South Africa’s Archbishop Desmond Tutu joined a group of fellow Nobel Peace Laureates in launching what has been described as the biggest global youth movement for positive activism and peace.

Known as the Global Call to Action, the campaign will enlist young people from all over the world to perform one billion acts of peace over 10 years, focusing on 10 issues that have been identified by the Nobel Laureates as the root of the world’s suffering. These include issues such as poverty, children and women’s rights, the environment, equal access to natural resources and violence. 

The campaign was launched at a conference in Los Angeles, USA, where thousands of young people from around the world were able to listen to words of wisdom and encouragement from inspiring Nobel winners.

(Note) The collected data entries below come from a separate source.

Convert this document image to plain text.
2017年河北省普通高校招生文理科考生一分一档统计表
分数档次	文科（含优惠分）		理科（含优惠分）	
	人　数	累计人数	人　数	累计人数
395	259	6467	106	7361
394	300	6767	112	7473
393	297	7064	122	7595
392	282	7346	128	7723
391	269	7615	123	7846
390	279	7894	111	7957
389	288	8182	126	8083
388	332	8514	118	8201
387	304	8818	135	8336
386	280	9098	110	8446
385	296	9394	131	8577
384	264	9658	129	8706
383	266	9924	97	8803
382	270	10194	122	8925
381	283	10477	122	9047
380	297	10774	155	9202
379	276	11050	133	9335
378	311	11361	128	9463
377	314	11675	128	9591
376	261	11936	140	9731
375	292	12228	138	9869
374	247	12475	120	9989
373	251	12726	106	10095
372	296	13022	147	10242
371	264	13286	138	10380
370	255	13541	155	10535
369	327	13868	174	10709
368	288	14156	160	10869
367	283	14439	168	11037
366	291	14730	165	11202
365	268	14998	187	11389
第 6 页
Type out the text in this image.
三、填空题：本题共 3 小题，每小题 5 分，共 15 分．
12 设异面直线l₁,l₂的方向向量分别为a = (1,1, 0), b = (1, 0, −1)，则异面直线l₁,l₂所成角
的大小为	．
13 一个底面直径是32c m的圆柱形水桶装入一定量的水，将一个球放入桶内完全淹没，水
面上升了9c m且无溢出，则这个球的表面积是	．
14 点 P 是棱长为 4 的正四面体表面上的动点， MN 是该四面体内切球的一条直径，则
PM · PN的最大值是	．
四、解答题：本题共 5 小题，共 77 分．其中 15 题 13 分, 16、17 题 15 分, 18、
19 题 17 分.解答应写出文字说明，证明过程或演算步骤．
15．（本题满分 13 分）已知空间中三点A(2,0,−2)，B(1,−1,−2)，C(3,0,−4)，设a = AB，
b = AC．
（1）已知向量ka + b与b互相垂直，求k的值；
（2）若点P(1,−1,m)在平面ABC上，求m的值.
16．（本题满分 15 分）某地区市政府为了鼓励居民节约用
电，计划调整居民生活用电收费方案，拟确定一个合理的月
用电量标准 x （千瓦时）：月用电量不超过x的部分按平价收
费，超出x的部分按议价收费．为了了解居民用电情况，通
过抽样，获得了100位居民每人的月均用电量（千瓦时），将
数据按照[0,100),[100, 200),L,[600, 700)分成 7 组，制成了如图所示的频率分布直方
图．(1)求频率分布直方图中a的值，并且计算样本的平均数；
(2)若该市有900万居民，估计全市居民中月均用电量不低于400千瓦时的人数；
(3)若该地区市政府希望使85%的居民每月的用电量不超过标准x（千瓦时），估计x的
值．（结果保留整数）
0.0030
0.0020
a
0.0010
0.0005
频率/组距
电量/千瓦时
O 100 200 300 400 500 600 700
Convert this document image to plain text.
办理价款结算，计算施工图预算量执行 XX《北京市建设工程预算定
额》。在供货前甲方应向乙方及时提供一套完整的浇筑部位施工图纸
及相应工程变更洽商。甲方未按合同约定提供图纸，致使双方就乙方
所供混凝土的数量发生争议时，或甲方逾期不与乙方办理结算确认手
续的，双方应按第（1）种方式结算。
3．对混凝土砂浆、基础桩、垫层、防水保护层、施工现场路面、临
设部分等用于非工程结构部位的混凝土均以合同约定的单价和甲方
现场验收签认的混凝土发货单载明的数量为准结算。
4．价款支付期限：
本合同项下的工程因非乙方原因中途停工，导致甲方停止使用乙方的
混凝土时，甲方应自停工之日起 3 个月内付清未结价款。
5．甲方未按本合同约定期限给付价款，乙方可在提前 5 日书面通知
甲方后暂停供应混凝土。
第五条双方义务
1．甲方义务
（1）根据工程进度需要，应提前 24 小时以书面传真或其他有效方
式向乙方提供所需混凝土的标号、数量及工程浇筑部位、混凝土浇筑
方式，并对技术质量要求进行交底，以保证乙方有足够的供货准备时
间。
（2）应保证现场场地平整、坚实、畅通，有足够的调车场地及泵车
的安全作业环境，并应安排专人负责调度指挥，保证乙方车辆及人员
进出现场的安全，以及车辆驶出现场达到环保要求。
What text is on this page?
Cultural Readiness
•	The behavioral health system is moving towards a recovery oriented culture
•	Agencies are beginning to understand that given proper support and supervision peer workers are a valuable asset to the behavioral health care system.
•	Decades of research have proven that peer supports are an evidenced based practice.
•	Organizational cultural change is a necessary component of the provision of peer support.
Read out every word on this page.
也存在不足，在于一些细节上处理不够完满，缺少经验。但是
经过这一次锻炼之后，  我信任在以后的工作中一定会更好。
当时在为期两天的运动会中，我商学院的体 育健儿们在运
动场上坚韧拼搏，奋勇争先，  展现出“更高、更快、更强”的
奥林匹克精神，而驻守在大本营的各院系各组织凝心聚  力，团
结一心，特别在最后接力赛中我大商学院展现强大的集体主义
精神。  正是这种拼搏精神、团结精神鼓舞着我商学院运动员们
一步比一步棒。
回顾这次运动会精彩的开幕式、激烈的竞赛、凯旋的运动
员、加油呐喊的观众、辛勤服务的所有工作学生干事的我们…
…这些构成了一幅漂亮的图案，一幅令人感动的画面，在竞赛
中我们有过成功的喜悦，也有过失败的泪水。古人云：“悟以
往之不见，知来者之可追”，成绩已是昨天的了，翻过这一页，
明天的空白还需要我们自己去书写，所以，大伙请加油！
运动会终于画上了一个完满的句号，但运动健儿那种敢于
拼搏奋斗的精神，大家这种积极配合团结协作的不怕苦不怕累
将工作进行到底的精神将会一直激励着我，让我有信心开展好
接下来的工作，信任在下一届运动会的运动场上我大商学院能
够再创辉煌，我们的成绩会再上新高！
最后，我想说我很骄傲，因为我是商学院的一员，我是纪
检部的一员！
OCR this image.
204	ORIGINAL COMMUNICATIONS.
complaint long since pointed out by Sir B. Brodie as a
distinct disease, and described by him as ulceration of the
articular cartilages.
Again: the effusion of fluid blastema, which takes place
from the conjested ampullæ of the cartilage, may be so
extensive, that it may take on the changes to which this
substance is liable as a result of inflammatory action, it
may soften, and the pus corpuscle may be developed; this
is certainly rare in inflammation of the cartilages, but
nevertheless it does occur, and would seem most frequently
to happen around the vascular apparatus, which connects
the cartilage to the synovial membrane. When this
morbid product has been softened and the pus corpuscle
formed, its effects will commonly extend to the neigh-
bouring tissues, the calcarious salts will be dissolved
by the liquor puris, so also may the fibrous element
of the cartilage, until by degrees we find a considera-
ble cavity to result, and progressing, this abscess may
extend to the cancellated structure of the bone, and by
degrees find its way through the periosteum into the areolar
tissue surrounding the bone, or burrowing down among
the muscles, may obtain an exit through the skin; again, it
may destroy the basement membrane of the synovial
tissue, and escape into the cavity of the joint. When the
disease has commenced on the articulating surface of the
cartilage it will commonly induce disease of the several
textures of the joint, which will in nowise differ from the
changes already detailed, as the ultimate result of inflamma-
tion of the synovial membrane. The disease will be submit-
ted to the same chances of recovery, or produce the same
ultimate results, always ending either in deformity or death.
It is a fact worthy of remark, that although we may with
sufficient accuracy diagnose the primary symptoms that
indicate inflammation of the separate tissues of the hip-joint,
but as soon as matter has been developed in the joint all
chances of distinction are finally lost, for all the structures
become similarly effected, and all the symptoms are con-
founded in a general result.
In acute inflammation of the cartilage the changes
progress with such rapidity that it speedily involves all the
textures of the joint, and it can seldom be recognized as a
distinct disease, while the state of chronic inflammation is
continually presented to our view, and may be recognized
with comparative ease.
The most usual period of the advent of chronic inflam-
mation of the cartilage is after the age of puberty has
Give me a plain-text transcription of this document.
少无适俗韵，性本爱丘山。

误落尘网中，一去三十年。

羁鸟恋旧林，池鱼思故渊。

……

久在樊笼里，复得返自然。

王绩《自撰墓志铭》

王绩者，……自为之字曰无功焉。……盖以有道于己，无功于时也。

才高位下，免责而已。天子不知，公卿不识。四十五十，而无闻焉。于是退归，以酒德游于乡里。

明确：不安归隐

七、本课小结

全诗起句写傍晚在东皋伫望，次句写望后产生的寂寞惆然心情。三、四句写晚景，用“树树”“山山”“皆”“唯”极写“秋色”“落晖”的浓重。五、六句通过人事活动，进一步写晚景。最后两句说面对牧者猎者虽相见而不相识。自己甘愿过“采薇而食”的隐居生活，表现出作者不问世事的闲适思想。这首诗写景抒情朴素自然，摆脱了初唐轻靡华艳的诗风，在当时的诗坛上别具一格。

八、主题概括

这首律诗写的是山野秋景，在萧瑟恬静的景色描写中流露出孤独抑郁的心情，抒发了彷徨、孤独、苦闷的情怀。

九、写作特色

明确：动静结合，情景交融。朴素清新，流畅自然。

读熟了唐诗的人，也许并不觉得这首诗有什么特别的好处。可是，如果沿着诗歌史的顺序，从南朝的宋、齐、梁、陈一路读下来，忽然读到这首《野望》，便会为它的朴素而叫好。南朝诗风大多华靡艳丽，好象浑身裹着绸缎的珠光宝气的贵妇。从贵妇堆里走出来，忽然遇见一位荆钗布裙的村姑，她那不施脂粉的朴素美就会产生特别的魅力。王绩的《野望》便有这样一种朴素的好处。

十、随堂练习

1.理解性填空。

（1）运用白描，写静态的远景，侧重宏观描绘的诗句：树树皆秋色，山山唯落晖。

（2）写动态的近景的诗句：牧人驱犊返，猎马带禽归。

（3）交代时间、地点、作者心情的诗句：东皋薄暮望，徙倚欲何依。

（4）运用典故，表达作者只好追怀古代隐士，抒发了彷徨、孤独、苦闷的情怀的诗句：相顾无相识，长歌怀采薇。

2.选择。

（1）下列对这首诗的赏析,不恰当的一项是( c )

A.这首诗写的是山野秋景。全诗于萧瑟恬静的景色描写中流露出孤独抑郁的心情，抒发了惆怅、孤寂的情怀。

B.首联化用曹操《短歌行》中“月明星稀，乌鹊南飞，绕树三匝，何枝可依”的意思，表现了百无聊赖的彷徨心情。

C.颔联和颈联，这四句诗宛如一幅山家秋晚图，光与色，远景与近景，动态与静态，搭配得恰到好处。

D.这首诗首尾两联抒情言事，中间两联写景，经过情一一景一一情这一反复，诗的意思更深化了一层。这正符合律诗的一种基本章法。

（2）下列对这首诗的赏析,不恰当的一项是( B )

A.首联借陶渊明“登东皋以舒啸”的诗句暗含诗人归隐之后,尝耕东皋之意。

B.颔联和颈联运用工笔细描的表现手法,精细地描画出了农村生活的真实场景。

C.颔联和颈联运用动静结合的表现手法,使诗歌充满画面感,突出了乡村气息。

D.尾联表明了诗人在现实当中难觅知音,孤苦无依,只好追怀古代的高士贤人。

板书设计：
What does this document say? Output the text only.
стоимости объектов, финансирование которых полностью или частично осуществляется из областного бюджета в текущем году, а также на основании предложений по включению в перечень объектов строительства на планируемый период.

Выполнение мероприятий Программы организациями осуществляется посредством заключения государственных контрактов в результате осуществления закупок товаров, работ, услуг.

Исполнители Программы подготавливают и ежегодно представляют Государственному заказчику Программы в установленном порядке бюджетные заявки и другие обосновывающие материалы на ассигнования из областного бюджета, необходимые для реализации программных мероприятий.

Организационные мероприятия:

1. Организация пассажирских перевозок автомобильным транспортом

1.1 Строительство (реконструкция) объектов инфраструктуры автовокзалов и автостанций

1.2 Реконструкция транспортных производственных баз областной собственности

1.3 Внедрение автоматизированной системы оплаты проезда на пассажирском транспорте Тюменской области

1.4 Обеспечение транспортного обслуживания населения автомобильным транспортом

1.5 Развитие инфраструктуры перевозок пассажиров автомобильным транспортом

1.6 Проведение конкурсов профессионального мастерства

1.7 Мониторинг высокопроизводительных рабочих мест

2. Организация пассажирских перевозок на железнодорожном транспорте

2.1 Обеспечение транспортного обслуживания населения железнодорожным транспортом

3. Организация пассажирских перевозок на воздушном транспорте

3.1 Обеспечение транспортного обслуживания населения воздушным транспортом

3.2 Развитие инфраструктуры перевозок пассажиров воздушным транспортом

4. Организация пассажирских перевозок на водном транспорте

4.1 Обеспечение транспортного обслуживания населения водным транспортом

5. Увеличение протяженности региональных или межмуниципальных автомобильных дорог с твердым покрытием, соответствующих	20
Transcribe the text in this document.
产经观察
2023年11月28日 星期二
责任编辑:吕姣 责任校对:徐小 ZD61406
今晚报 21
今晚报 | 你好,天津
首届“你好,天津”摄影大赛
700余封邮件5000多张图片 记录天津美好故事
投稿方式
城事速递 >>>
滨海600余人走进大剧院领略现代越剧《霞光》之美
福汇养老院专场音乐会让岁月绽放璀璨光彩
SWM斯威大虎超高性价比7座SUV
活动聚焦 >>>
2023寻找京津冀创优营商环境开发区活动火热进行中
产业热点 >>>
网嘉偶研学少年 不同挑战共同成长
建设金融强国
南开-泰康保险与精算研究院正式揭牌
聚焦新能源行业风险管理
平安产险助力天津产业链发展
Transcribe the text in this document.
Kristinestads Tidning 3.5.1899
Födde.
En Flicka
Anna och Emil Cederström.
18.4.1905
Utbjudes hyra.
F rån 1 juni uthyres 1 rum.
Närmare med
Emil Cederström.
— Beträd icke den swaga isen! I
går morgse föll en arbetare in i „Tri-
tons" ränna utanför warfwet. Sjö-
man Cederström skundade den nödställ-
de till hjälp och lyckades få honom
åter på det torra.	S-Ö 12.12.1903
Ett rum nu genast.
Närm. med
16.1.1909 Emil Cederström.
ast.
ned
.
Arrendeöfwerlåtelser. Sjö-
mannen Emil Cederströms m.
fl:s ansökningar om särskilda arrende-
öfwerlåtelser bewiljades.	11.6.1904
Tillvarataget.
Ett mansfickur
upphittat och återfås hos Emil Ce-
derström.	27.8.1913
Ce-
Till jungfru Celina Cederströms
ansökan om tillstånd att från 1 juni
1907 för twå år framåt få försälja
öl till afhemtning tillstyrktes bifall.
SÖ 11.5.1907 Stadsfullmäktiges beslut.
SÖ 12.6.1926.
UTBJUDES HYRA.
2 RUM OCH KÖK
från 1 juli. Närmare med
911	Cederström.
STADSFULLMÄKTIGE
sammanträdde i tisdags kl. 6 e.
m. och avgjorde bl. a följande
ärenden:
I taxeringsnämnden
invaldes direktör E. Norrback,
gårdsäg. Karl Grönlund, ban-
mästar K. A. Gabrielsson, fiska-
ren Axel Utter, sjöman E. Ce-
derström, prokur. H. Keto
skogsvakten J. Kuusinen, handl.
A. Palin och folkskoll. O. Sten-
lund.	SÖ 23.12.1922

Sharing a message of hope with the 3 000 young people gathered, Archbishop Tutu said, “Nobel Laureates don’t drop down from heaven. They are just ordinary human beings like you. I want you to know that sitting in this room are future Nobel Peace Laureates.”

Shirin Ebhadi, Iranian lawyer and human rights activist who won the Nobel Peace Prize in 2003, reminded the youth of how interconnected we all are. “When I tell you the fate of the world is intertwined, this is what I mean: Something happens in Afghanistan and years later innocent people are killed in New York. This is why I say we shouldn’t be indifferent to what happens in the world.”

The conference allowed the young people in attendance to engage with the Nobel Laureates in developing their own community-based projects that could change the world. 

The work that was started at the GCA conference will continue globally through the GCA website, where young people are encouraged to develop, investigate and initiate acts of peace. 

Some of the youth projects that have already been developed include, bringing clean water to a village in India, educating youth in South Africa about HIV/AIDS, improving housing for families in Argentina and creating a “green” school in Denver, Colorado. 

Through the website, young people can either join existing groups or launch new projects and enlist volunteers online or through schools, community centres, clubs, churches and other local groups.

The campaign is the brainchild of Peace Jam founders Ivan Suvanjieff and Dawn Gifford Engle. Peace Jam was founded in Colorado, USA in 1996 with the aim of fostering a new generation of young leaders committed to positive change through the inspiration of Nobel Peace Laureates.

Peace Jam says, it has mobilised 600,000 people over the past 12 years to develop more than 1 million service projects. Their GCA campaign is expected to magnify their work into a powerful global movement.